PulseCards:Back in the game

FROM:   Neil Reed at Chelsea Piers
DATE:   Thursday, January 18

Back in the game

Neil Reed laced 'em up for the first time in over a year for The Mag's cruddy hoops team. Yes, that Neil Reed -- the guy who played four years of D1 ball at Indiana and then Southern Miss. Here's his post-game analysis.

I haven't played since December 20, 1999. No shooting, dribbling, passing, or even talking ball. I walked away from that pro team in Amsterdam a free man. It was a personal stand of sorts, taken against the game itself and everything involved with it. I am certainly paying the price now, and I had the game tonight to prove it. This must be what my father felt like when I dragged him out into the driveway to play a best-of-five.

Only a couple of days after I started my internship here at The Mag, my new colleagues started dropping references to the woeful office hoops team. "Hey, you should think about playing with them down there," said college basketball editor Sue Hovey. My standard response to such suggestions has been, "Well, I don't know..." I kept a smile on my face, knowing perfectly well we were walking on dangerous ground.

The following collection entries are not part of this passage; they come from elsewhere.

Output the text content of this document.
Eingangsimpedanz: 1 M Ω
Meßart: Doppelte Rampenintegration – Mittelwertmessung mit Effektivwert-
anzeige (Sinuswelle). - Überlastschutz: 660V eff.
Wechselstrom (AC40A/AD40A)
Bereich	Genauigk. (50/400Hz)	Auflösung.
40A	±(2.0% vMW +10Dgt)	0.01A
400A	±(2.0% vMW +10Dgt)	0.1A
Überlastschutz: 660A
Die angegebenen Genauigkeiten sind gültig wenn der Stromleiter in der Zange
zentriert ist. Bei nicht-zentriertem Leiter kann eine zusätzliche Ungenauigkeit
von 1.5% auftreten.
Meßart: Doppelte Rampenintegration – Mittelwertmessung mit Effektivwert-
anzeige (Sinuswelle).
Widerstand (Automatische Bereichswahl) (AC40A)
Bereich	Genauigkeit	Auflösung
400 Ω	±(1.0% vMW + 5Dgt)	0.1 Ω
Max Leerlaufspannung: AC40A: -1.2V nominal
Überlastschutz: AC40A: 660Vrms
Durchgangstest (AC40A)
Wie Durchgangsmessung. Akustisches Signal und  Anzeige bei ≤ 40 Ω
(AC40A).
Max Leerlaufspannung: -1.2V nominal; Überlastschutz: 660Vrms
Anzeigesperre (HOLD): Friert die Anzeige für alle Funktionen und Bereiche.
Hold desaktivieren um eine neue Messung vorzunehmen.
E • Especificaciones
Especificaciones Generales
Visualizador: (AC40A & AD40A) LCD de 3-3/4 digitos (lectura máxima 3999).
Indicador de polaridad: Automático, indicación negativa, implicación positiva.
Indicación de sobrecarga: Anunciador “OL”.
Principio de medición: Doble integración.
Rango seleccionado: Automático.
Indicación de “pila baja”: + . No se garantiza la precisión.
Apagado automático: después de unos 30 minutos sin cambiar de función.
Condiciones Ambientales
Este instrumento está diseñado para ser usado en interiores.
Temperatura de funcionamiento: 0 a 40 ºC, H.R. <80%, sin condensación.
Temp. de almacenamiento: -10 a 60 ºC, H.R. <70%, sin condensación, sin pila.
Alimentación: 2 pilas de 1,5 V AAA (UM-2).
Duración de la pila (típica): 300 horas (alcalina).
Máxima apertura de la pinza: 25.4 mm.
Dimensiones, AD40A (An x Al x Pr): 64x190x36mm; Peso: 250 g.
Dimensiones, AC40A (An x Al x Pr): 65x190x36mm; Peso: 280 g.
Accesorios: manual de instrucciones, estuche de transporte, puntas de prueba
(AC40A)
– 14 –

Somehow, they convinced me to play. Tonight was my first start. The jersey felt a little snug. Arms and legs like rubber bands and brains scattered from working all day. My first couple of warm-up shots hit either all backboard or my sister sitting under the basket. I felt extremely dangerous and my teammates looked a little nervous. "No problem," I thought. "It's like riding a bike."

The stage was set. Our opponents included a dude that looked like Darrell Armstrong and another cat sporting the 1987 Air Jordan's with a black headband to match. You don't see that in the Big Ten, except maybe at Michigan. The first 24 minutes was the best game of H.O.R.S.E. I have ever played. Our defense was suspect at best (specifically mine), but in the end we squeaked this one out by nine points. I scored somewhere in the teens.

To be honest, the game didn't feel the same to me. I am almost certain it never will. No matter how many points I scored or nice passes I made, I couldn't find what has driven me in the past to spend countless hours by myself working on everything it took to make it as far as I had.

Still I'm happy with my last basket of the night. It was driving behind-the-back-to-myself lay-up that the defender didn't really go for. Just shakin' the dust off.